Son rôle s'arrêtera toujours avant la prise de pouvoir. Une révolution fini son terme lorsque le cercle a fini sa boucle. Au dela, cela s'appelle une évolution :)
Il est vrai que dans le social, nous aspirons à l'évolution en passant par la révolution au contraire du surréalisme ou du poète révolutionnaire qui maintient l'état de révolution d'où leur retrait du sens politique et social dès que celui-ci tend vers une évolution plutôt que révolution. Leur rôle n'a plus lieu d'être.
Mais si nous parlons de révolution pure, les deux le sont également.
poète et révolutionnaire
"J'écris pour rencontrer des hommes" disait Tzara. Au moins mon livre aura servi à cela ; découvrir ton site et la réflexion que tu y développes.
Merci pour la critique de mon livre Charb. J'en situe les points de convergence et ceux de désaccord. Je comprends ta réserve. Mais je ne crois pas réduire les différences de Saint-Just et Rimbaud au positionnement différent du Paris révolutionnaire. De même, j'ai essayé de distinguer ce qui tient des circonstances (mais tu as raison sur les causes sociales de la Terreur), ce qui tient de leur singularité et, enfin, le rapprochement (surréaliste) que j'opère entre les deux.

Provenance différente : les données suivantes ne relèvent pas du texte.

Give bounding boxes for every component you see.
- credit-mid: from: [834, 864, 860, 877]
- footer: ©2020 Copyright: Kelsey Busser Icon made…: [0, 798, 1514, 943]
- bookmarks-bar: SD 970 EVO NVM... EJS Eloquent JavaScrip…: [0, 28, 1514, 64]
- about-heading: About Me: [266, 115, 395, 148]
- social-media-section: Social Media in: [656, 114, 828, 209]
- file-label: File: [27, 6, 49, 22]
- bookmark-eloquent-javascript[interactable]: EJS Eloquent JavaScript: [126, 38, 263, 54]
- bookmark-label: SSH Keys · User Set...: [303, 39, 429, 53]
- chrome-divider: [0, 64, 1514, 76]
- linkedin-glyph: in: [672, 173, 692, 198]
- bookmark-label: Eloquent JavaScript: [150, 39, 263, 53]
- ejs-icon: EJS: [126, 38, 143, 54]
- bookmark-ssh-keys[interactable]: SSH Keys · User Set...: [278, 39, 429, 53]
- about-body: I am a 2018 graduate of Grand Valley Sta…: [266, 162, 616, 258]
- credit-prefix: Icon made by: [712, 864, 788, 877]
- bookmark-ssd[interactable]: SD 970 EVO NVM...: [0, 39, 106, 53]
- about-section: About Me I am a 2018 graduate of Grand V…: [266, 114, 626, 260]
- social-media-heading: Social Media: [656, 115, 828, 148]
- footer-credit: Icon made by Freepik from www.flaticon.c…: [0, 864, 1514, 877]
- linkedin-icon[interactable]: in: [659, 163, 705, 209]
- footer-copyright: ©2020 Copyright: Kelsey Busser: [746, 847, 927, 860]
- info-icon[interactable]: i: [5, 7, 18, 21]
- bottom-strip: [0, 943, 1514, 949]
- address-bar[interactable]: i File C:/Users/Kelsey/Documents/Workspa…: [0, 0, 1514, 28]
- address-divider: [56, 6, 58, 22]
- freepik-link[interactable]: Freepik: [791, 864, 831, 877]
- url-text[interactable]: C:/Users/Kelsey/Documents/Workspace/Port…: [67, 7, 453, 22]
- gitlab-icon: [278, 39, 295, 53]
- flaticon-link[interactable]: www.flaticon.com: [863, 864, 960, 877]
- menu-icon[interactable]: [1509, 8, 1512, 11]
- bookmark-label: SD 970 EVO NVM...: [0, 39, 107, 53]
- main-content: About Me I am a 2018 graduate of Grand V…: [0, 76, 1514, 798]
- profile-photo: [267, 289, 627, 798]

Ce rapprochement - et c'est pour moi l'un des enjeux, des ressorts principaux du surréalisme - marque les affinités entre poésie et révolution, art et politique, en tentant de ne pas réduire l'un à l'autre, l'un par l'autre ni d'entraîner la confusion. Au contraire, à notre époque de profonde confusion, il y a les figures de Nougé (avant-guerre), Char, Péret et quelques autres. Il y a les déclarations surréalistes qui claquent dans la bouche comme un avertissement d'une profonde évidence, d'un éclat sans appel : "on ne peut pas être poète et ambassadeur de France" ; "changer la vie" est aussi un mot d'ordre politique.
Pour moi, Rimbaud est poète et révolutionnaire. Nos divergences tournent donc autour de la définition des lieux, modes, frontières du politique, de la poésie, de la révolution. Mais c'est un vaste débat...
Merci encore à toi et bravo pour ton site !
Amitiés,
frédéric
Les silences
Merci pour ton passage et ces mots, Frédéric! Effectivement, l'effort fait de ne pas réduire l'un à l'autre les deux versants est l'un des éléments qui m'avait attiré dans tes livres.
J'ai tardé à répondre.
Le silence de Rimbaud est contagieux.
Une réserve encore, à ce propos. Le silence, du moins celui de Rimbaud et de quelques autres, ne saurait se limiter -même s'il en est part-, à la désillusion face au monde actuel, aux circonstances. Il y a là aussi une irréductibilité définitive à la condition humaine. Ce silence, tu le soulignes d'ailleurs, est partie prenante de la poésie de Rimbaud, et signale sa position face au monde, quel qu'il soit.